4 Ways to Enlist the Help of Others
Dr. Cheryl Lane recently wrote the article 5 Tips for Caring for a Seriously Ill Child. In this article, Dr. Lane provided great help to parents that struggle with caring for a child that has a chronic, serious illness. The first bit of advice that Dr. Lane gave was to enlist the help of others.
While one person or organization may help provide emotional support, others may provide education, recreation, respite, housework, or caring for your child directly.
Enlisting the help of others is one of the most important gems parents can do for their kids. Having children with a chronic illness can be exhausting. Plus, we all need help every so often if we’re honest.
The problem I find in my counseling experience is that parents struggle with how they can effectively enlist the help of others.

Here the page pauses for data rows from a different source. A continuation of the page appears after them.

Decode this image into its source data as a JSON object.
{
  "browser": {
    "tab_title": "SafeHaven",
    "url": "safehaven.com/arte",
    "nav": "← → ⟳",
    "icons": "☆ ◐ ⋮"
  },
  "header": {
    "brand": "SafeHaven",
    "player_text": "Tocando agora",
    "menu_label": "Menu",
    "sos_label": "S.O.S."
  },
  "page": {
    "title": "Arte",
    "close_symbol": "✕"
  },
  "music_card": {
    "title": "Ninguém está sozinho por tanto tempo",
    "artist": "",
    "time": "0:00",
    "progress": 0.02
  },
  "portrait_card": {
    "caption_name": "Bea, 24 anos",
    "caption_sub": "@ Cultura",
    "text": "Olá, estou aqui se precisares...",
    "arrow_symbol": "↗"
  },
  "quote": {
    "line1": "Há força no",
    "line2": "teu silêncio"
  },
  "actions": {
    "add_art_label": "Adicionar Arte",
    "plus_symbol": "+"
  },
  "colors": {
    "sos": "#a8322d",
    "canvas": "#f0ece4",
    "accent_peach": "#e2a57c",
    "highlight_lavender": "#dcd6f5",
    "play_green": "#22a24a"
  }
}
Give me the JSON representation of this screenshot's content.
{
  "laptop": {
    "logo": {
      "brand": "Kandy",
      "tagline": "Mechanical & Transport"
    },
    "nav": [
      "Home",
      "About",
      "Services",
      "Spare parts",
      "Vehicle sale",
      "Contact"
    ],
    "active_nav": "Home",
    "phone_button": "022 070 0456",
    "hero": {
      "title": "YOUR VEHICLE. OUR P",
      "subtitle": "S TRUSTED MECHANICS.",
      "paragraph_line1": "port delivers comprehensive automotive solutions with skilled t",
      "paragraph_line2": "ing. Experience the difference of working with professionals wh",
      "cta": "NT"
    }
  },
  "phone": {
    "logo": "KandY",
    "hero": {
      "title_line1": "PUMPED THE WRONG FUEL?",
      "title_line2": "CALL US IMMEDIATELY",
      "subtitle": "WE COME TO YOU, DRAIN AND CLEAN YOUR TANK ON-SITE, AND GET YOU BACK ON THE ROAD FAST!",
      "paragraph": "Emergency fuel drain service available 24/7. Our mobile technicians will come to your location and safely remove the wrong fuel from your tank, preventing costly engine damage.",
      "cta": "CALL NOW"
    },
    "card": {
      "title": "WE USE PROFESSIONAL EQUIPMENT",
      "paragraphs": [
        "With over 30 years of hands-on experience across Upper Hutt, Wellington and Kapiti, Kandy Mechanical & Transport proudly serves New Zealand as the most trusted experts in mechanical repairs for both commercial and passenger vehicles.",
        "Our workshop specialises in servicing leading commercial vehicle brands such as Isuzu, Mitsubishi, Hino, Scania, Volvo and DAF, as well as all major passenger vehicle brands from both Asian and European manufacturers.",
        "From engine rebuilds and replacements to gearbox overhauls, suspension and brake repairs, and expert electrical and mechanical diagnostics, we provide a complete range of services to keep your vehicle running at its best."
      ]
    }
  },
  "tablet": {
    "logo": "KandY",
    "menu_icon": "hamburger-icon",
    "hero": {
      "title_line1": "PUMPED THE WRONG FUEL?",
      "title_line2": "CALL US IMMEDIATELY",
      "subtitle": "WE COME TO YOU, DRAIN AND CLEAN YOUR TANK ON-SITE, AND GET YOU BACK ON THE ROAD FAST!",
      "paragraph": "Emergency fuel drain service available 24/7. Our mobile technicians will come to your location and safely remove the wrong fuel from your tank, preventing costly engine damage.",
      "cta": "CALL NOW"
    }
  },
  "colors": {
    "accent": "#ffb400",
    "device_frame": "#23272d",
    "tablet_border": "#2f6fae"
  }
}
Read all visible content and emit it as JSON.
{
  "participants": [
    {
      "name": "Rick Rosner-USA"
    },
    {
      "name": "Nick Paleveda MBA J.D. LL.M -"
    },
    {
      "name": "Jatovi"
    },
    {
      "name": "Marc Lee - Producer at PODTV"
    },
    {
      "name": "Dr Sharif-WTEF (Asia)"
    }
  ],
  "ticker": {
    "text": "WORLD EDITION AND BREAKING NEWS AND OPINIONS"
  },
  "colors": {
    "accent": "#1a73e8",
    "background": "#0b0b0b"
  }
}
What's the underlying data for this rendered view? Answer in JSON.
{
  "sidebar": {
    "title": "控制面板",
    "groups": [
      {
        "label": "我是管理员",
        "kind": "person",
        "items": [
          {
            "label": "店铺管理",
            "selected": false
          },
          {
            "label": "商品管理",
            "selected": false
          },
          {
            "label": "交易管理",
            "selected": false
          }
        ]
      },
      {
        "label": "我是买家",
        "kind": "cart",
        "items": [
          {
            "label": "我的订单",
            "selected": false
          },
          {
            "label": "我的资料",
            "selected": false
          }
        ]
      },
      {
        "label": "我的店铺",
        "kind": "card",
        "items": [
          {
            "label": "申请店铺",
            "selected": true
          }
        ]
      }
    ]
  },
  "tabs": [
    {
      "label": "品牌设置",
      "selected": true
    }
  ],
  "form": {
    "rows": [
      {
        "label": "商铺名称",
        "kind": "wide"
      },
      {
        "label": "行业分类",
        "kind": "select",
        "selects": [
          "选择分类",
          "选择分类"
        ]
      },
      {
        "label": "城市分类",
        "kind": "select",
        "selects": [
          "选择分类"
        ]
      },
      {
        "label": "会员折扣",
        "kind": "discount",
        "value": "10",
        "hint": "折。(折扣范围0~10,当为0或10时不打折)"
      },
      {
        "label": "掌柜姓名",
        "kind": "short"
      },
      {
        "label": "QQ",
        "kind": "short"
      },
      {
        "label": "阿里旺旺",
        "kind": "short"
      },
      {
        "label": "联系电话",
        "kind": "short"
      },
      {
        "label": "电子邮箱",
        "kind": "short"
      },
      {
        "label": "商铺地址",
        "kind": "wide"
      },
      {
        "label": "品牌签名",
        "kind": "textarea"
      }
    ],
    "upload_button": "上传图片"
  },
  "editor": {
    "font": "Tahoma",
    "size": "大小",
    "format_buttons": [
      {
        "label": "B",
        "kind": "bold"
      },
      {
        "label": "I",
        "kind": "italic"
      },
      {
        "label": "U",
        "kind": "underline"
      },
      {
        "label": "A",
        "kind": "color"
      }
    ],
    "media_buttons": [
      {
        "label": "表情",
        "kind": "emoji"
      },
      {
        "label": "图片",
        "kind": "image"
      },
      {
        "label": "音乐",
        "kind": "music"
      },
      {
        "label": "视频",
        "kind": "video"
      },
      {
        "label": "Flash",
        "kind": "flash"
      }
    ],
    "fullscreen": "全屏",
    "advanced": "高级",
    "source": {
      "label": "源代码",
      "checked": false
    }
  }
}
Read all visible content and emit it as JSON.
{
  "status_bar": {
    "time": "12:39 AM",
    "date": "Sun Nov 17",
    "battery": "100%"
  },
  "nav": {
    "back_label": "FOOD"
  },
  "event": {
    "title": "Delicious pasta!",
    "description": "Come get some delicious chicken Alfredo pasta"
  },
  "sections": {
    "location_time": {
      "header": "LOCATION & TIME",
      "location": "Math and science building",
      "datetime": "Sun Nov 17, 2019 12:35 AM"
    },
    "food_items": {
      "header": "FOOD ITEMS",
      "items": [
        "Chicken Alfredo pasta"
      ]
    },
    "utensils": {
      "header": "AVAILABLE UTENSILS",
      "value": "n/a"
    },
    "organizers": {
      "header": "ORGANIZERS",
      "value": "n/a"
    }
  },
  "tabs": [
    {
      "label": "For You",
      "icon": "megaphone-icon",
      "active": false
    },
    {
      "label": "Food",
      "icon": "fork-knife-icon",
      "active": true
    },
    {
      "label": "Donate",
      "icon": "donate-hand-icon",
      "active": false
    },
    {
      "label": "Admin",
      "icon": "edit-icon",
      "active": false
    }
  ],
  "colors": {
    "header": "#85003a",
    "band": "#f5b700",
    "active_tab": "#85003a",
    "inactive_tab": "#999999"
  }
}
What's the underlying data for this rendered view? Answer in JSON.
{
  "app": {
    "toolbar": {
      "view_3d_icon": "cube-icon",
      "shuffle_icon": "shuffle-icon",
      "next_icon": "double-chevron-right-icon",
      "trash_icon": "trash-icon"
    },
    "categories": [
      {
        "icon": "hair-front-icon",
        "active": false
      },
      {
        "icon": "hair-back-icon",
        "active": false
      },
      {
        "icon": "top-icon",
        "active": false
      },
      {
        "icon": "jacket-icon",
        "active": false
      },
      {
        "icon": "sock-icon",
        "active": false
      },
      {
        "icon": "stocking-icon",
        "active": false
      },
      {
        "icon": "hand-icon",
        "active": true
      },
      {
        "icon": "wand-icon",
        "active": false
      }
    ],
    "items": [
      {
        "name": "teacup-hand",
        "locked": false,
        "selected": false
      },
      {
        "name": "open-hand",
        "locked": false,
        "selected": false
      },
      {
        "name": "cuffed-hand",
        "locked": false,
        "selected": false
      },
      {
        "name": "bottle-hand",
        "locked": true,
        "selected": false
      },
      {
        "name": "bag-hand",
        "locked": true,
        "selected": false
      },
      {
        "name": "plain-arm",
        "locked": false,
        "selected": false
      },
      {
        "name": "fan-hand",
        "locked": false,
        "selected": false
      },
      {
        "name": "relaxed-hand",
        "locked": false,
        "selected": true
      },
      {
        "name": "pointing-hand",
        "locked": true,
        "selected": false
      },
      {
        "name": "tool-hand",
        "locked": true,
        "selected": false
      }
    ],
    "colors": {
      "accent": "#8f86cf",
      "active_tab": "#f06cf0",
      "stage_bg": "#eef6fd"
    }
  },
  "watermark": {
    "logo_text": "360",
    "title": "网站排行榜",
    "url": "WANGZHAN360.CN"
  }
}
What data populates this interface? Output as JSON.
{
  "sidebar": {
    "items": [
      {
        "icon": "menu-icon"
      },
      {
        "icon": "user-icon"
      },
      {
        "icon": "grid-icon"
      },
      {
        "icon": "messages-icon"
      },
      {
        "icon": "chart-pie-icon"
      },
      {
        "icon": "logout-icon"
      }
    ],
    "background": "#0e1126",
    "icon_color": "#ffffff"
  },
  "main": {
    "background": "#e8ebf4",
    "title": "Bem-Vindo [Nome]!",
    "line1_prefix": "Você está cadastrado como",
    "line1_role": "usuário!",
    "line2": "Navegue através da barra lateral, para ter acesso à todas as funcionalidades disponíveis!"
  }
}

They worry about asking too much, overstepping boundaries and/or appearing weak.
Enlisting the help of others can be scary; but like a lot of things, it’s tough to initiate. However, it can become very rewarding once you've made steps in that direction.
How to Enlist the Help of Others:
- Accept that you need help.
The fact that you need help doesn't mean you are weak. It means that you have an opportunity to help others become as strong as you are. Sharing the opportunity to serve your child and your family gives others an opportunity to grow, learn new things, become more compassionate, and experience the joy of helping.
- Find resources of like-minded, relatable supporters.
Research shows that people who have strong support systems tend to be more successful and resilient. Do a simple internet search to find groups or organizations in your community. This may include churches, clubs, support groups, counselors, doctors, or family and friends that can give special support. Not everyone is the same. People have different gifts and talents. One person or organization may help provide emotional support, while others may provide education, recreation, respite, housework, or caring for your child directly. No business has one person running every facet of the operation. Some are marketers, some accounting, and others are HR or IT. You don’t have to do it all either.
- Don’t be afraid to ask.
Delegation is important. When a person says they are willing to help, take them at their word. Presently, we live in a society that doesn't like to be vulnerable or appear “needy,” but the truth is all of us are needy in one way or another. It is more effective to honestly and openly ask for the help you need, rather than to hint at it and become resentful when people don’t respond. People may say “no,” but many will say “yes” – and your relationship will grow as a result of this compassionate interaction.
- Don’t push people away.
When we ask others to help, we shouldn't be afraid of them saying “no.” Whenever we ask something, we have to be willing to accept it when someone says “no.” Be grateful for help when people give it. It’s not necessary to throw a party for a person each time they help, but a simple “thank you” is in order. Try to have a positive, optimistic expectation that people will be willing to help, but be careful not to demand or feel entitled to help. Share your triumphs with other people.
Enlisting the help of others is a wonderful endeavor that leaves the giver and receiver edified and strengthened. Share the opportunity to help and serve your wonderful child!